Moving on means moving from ancient joinery to modern furniture making. The stretchers on this desk are I-beams — hardwood ply substrate at the cool price of $280 a sheet, lipped and soon to be veneered, then cut to final size. If I'm lucky I'll get two perfectly sized strips off the sheet to become the web of each beam.
When it comes to veneering I've been making do with clamps and cauls for years because the bag/pump set up is a huge pain in the rear and mostly not worth it, but the desk has enough parts that the scales have tipped the other way finally. And at the start of the year I made a promise to myself to invest the time in jigs a fixtures like this. So I got busy making furniture adjacent things yet again.
A "proper" Vacupress pump runs north of two grand for the model I'd need. But inside that fancy looking box is an electric pump, and a vacuum pressure switch.
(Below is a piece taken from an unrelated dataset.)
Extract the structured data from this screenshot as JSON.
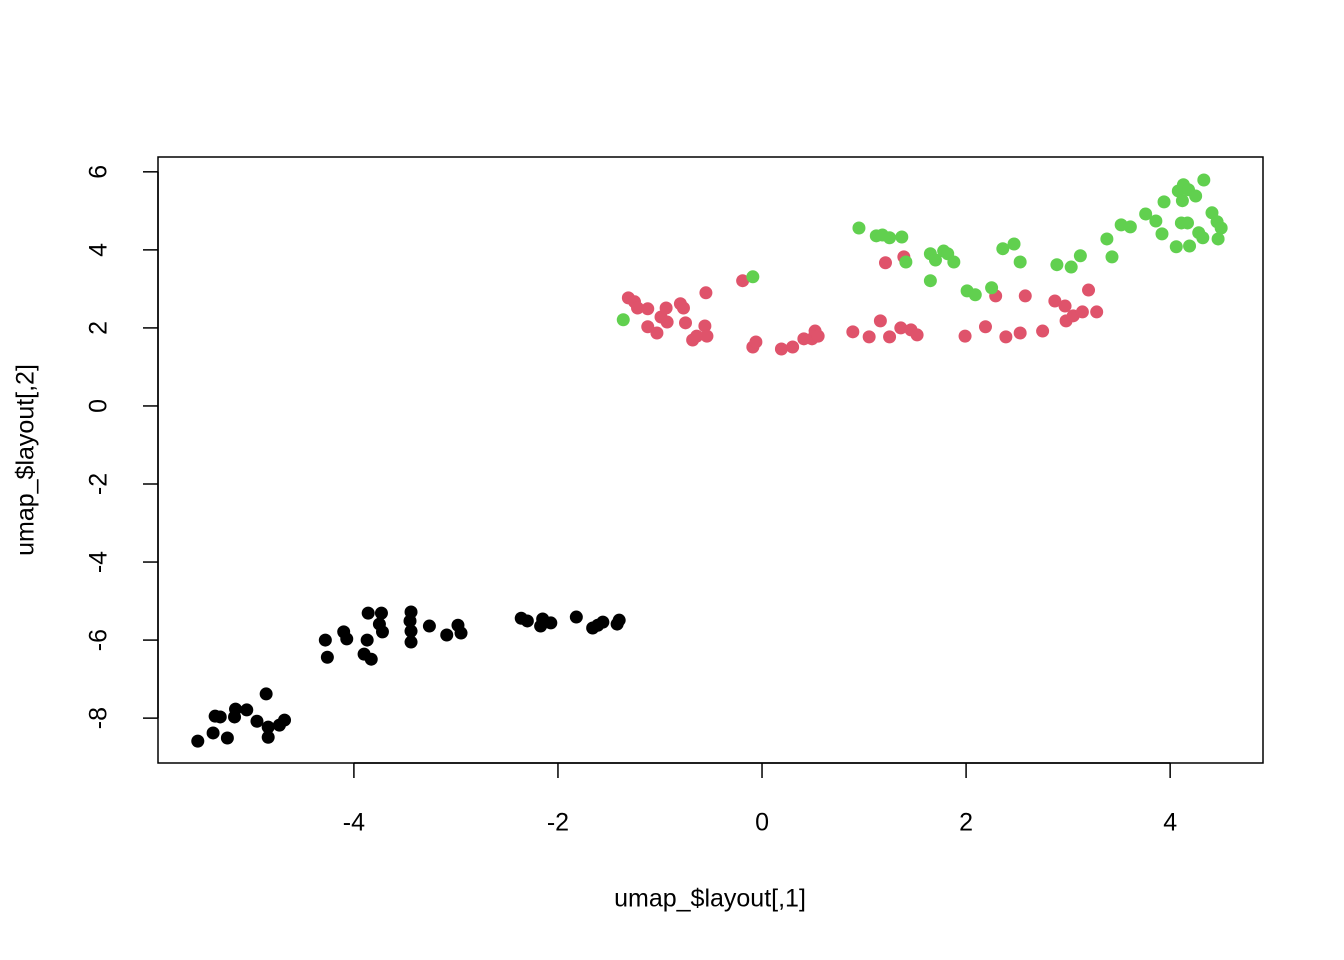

That's it. For two grand! I bought a cheap Vevor pump years ago and used it for a dining table. It smokes constantly and filled me with dread leaving it running overnight for an epoxy cure. So this week I built something it desperately needs: an auto-cycling system that switches the pump off at 500 bar, then kicks it back on as the system bleeds air and the pressure drops. The vacuum pressure switch came from Mum in the UK — thirty-two dollars. It retails here for $290, which is just about the highest Straya tax I've encountered.
The switch will suffer from the electrical inrush every time the pump starts. The contacts will eventually weld or burn out, so I added a four-dollar relay as a sacrificial part — it takes the inrush and protects the switch. When it dies I'll swap it in 2 seconds for another four dollar part. And when the pump needs replacing it simply unplugs from a regular female socket.
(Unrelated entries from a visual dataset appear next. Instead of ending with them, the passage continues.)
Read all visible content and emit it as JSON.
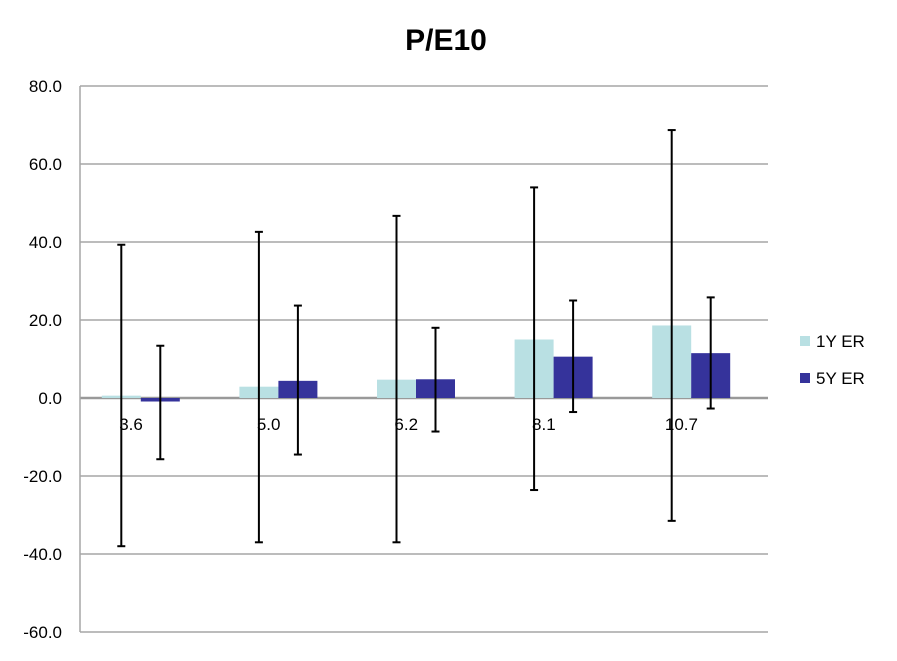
{
  "chart_data": {
    "type": "bar",
    "title": "P/E10",
    "xlabel": "",
    "ylabel": "",
    "categories": [
      "3.6",
      "5.0",
      "6.2",
      "8.1",
      "10.7"
    ],
    "ylim": [
      -60,
      80
    ],
    "yticks": [
      "80.0",
      "60.0",
      "40.0",
      "20.0",
      "0.0",
      "-20.0",
      "-40.0",
      "-60.0"
    ],
    "grid": true,
    "legend_position": "right",
    "series": [
      {
        "name": "1Y ER",
        "color": "#b9e0e3",
        "values": [
          0.6,
          2.9,
          4.7,
          15.0,
          18.6
        ],
        "error_high": [
          39.3,
          42.6,
          46.7,
          54.0,
          68.7
        ],
        "error_low": [
          -38.0,
          -37.0,
          -37.0,
          -23.6,
          -31.5
        ]
      },
      {
        "name": "5Y ER",
        "color": "#35339b",
        "values": [
          -0.9,
          4.4,
          4.8,
          10.6,
          11.5
        ],
        "error_high": [
          13.4,
          23.7,
          18.0,
          25.0,
          25.8
        ],
        "error_low": [
          -15.7,
          -14.5,
          -8.6,
          -3.6,
          -2.7
        ]
      }
    ]
  }
}
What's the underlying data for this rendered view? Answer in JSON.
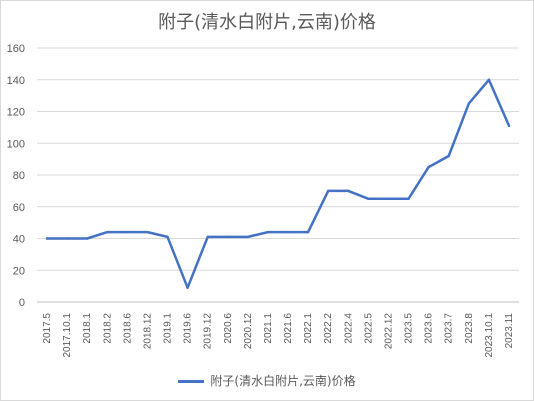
{
  "chart_data": {
    "type": "line",
    "title": "附子(清水白附片,云南)价格",
    "categories": [
      "2017.5",
      "2017.10.1",
      "2018.1",
      "2018.2",
      "2018.6",
      "2018.12",
      "2019.1",
      "2019.6",
      "2019.12",
      "2020.6",
      "2020.12",
      "2021.1",
      "2021.6",
      "2022.1",
      "2022.2",
      "2022.4",
      "2022.5",
      "2022.12",
      "2023.5",
      "2023.6",
      "2023.7",
      "2023.8",
      "2023.10.1",
      "2023.11"
    ],
    "series": [
      {
        "name": "附子(清水白附片,云南)价格",
        "color": "#4472c4",
        "values": [
          40,
          40,
          40,
          44,
          44,
          44,
          41,
          9,
          41,
          41,
          41,
          44,
          44,
          44,
          70,
          70,
          65,
          65,
          65,
          85,
          92,
          125,
          140,
          111
        ]
      }
    ],
    "yticks": [
      0,
      20,
      40,
      60,
      80,
      100,
      120,
      140,
      160
    ],
    "ylim": [
      0,
      160
    ],
    "grid": true,
    "legend": "bottom"
  }
}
I also made a new vacuum bag too. Bags are absurdly expensive off the shelf (the last quote I got for a 1200x2400 poly bag was $2915, plus GST, plus shipping). Clear plastic from Clark Rubber for $60, high-tack acrylic tape from Bunnings for $22, fifteen minutes work, holds a perfect vacuum. The last time I made a bag I used PVC weld — it was a huge faff, a terrible mess, and didn't even seal. This one sealed hard on the first go. That 'ultra high tack' tape ain't lyin.
All told, the press setup came in about five thousand dollars under what the off-the-shelf equivalent would have cost. Yep, you read that right: $5000 cheaper. I call that a non-trivial saving.
I also made two joinery sample display unit thingies for next month's exhibition at Hive Gallery. Pass-around pieces so people can hold them, turn them over, and get some idea of the effort that goes into a custom piece.